The test has gained infamy in India for the inability of many Indian cricketers like Yuvraj Singh, Washington Sundar, Ambati Rayudu, Mohammed Shami and Sanju Samson to pass the minimum qualifying mark. In 2019, the minimum qualification mark for Indian cricketers was reportedly raised from 16.1 to 17. It must be noted that cricket isn’t a sport where the cardiovascular abilities of athletes are put to the test in the same way that a sport like hockey does, so a Sardar Singh scoring higher on the test than a Virat Kohli is not surprising.
But in a sport like hockey, the test can be a good indicator of a team’s ability to play at high-intensities for 60 minutes. Against the Netherlands in the Pro League, India’s enhanced level of fitness led them to twin victories. More importantly, India did everything Reid requires from them: Attack rivals with pace, overturn a deficit, and stifle the Dutch players with high-press hockey.

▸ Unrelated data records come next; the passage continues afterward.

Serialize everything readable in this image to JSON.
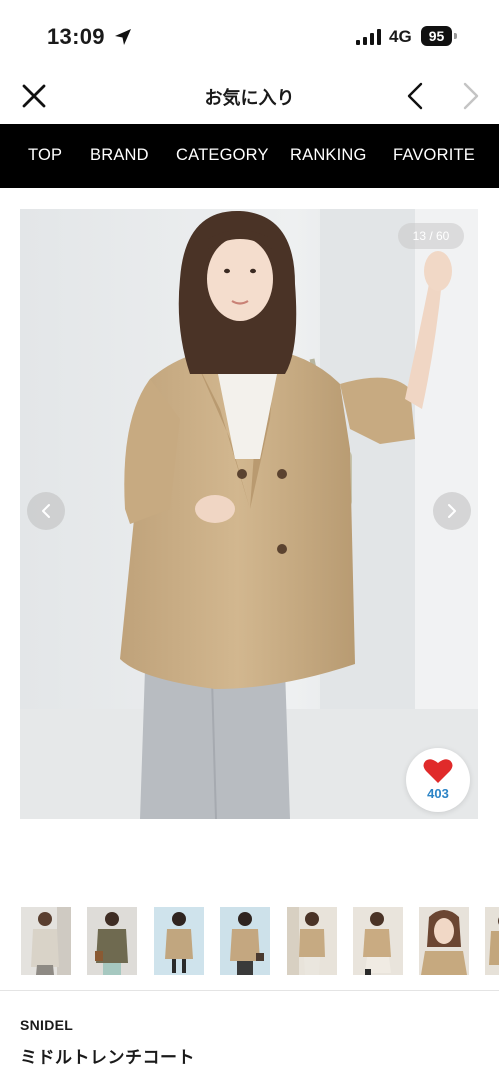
{
  "status_bar": {
    "time": "13:09",
    "network": "4G",
    "battery": "95"
  },
  "header": {
    "title": "お気に入り"
  },
  "nav": {
    "items": [
      "TOP",
      "BRAND",
      "CATEGORY",
      "RANKING",
      "FAVORITE"
    ]
  },
  "gallery": {
    "counter": "13 / 60",
    "like_count": "403"
  },
  "product": {
    "brand": "SNIDEL",
    "name": "ミドルトレンチコート"
  },
  "colors": {
    "nav_bg": "#000000",
    "like_heart": "#e02a2a",
    "like_count": "#2c84c6",
    "coat": "#c9ad86"
  }
}
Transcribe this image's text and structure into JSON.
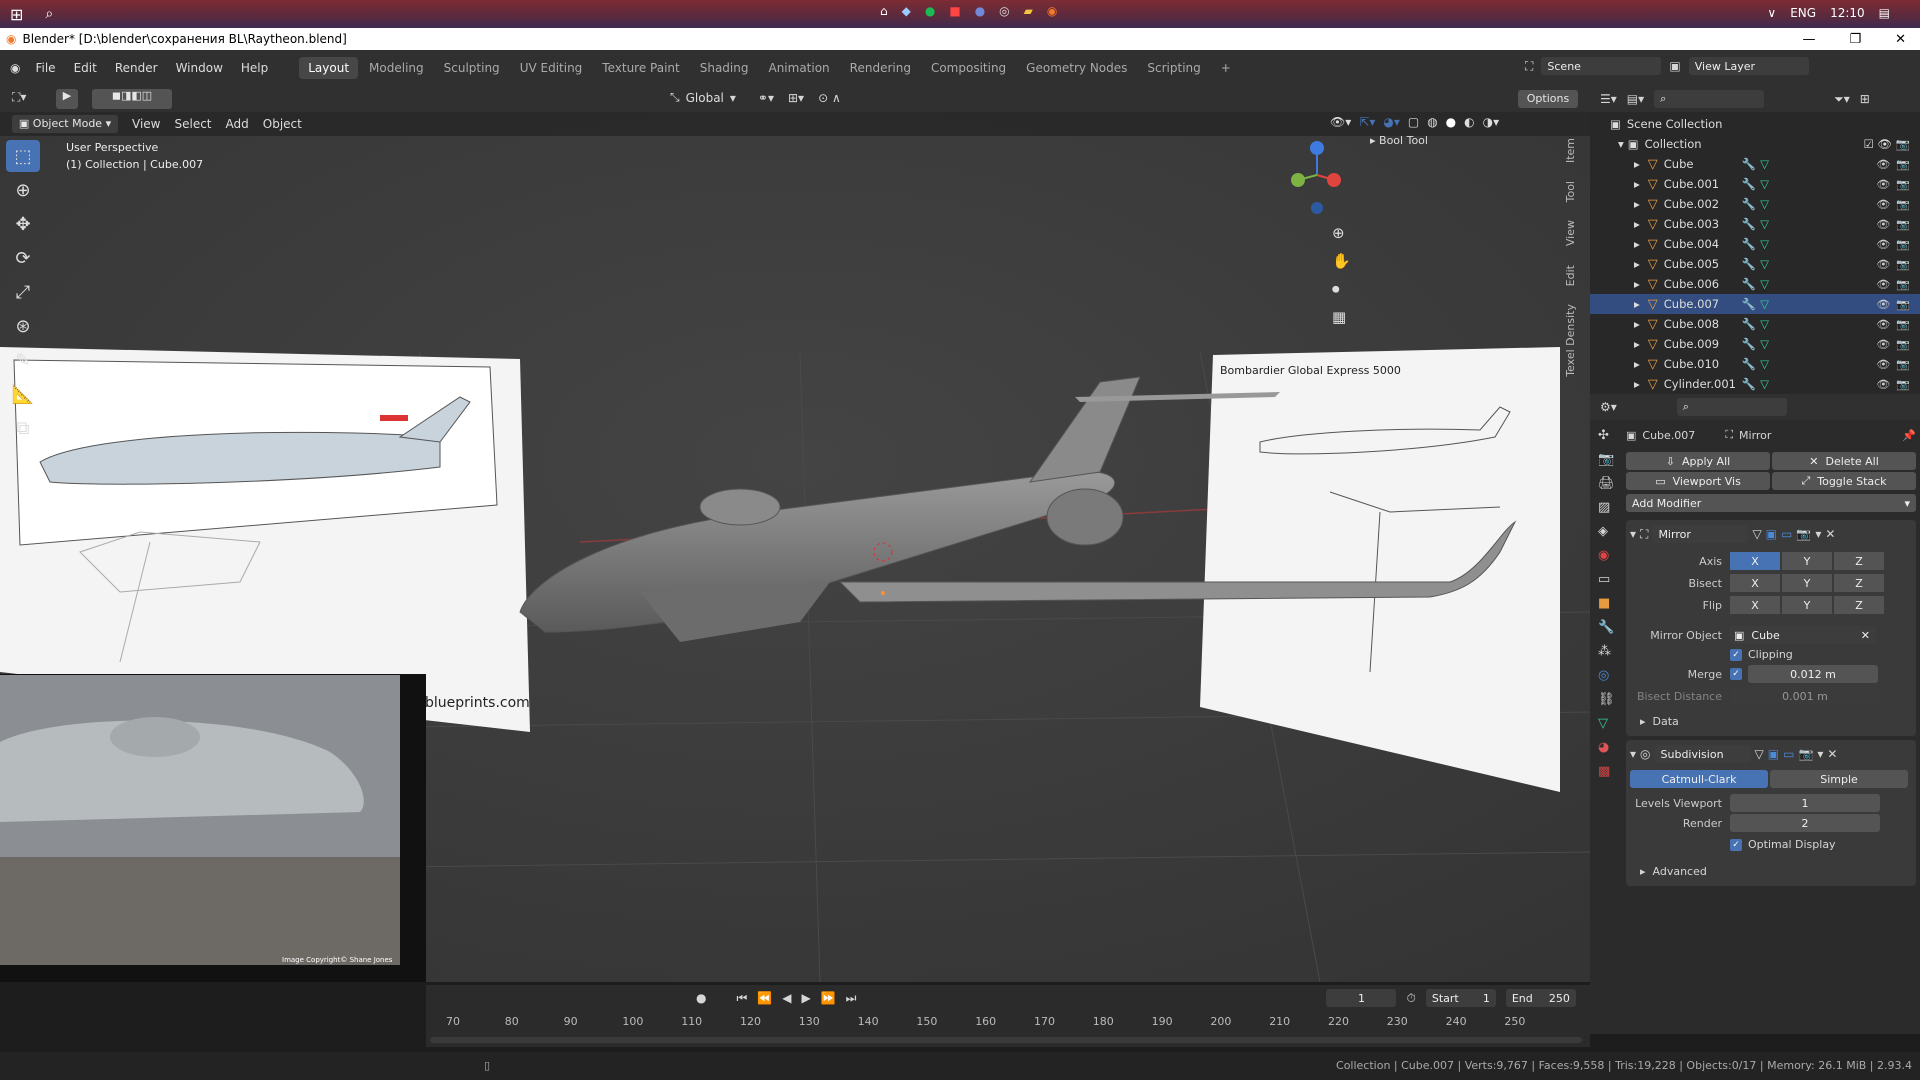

In the first game, they trounced the Dutchmen 5-2, in a match where India took the lead with just 13 seconds on the clock. Gurjant Singh stole the ball from a Dutch defender right after the pushback, and four passes later, he slotted the ball into the goal.
Gurjant’s goal was faster than the ⚡🙌
📹 | Watch #TeamIndia and Gurjant's maiden #FIHProLeague goal. 👇#IndiaKaGame #INDvNED #FIHProLeague #TeamIndia @FIH_Hockey @oranjehockey @IndiaSports @Media_SAI @sports_odisha pic.twitter.com/p0INsjaaMr
— Hockey India (@TheHockeyIndia) January 20, 2020
In the second game, India were 1-3 down, but mounted a comeback to level at 3-3 before winning the match in a shootout. The team also lost captain Manpreet for 10 minutes due to a high stick in the face of a Dutch player. Despite playing the majority of the third quarter with 10 men, the team clung on before scoring twice.
With two back-to-back games against the world champions Belgium followed by double-headers against Australia coming up in the next few days, Reid will hope his players can again stick to his philosophy of lowering the heads of their rivals. In more ways than one.